E-commerce Search and Recommendation with Vespa
Jo Kristian Bergum (Vespa) surveys how Vespa addresses core e-commerce search challenges. Used at Yahoo e-commerce sites in Asia.
Key Capabilities Covered
Text Ranking Beyond BM25/TF-IDF
Vespa’s native ranking features consider query term proximity (not just frequency) — important for e-commerce where “black mini iPad cover compatible with iPad 2” shouldn’t outrank “iPad 2.”
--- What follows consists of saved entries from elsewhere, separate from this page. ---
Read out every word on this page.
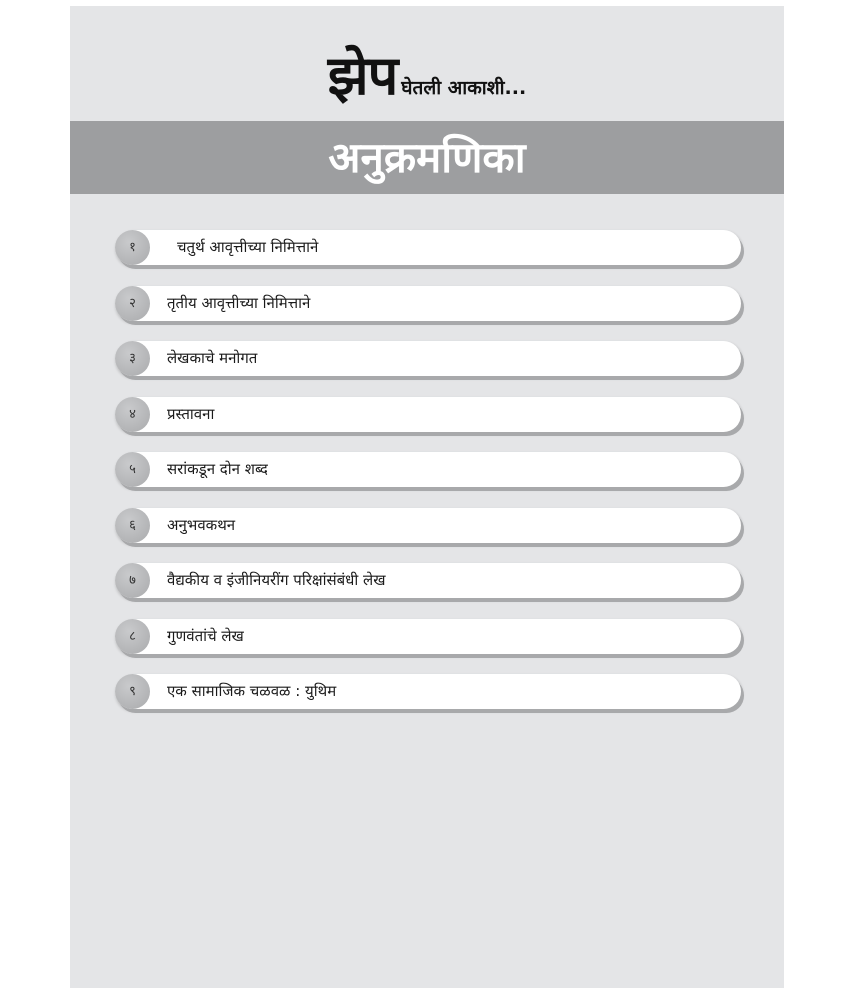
झेप घेतली आकाशी...
अनुक्रमणिका
१	चतुर्थ आवृत्तीच्या निमित्ताने
२	तृतीय आवृत्तीच्या निमित्ताने
३	लेखकाचे मनोगत
४	प्रस्तावना
५	सरांकडून दोन शब्द
६	अनुभवकथन
७	वैद्यकीय व इंजीनियरींग परिक्षांसंबंधी लेख
८	गुणवंतांचे लेख
९	एक सामाजिक चळवळ : युथिम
Custom Business Ranking Logic
Ranking profiles allow hand-crafted + ML ranking expressions. Sponsored/promoted items can be tiered above organic results via a simple rank profile, combined with LTR models (TensorFlow, XGBoost via ONNX).
Facets and Grouping
Vespa Grouping Language supports deep nested facet aggregation and pagination within groups.
Vocabulary Mismatch
“Ladies pregnancy dress” ≠ “Women maternity gown” — solved via semantic retrieval (dense tensor embeddings from Universal Sentence Encoder). Enables multilingual retrieval from a single index.
Query Classification
ML models (BERT, deployed via ONNX) classify query intent (navigational vs. informational vs. category browse), selecting different ranking profiles or triggering query rewrites.
Scaling for Holiday Traffic
Vespa’s C++ core avoids JVM GC pauses; no shard concept (elastic resizing without re-indexing); graceful degradation under overload; 40-50K partial attribute updates/sec for real-time inventory/price signals.
Key Takeaway
Vespa’s design philosophy — “ranking is just math” — gives relevance engineers full control over scoring functions without needing to rewrite queries. First-class LTR + real-time partial updates + prefiltered ANN makes it a strong all-in-one e-commerce search platform.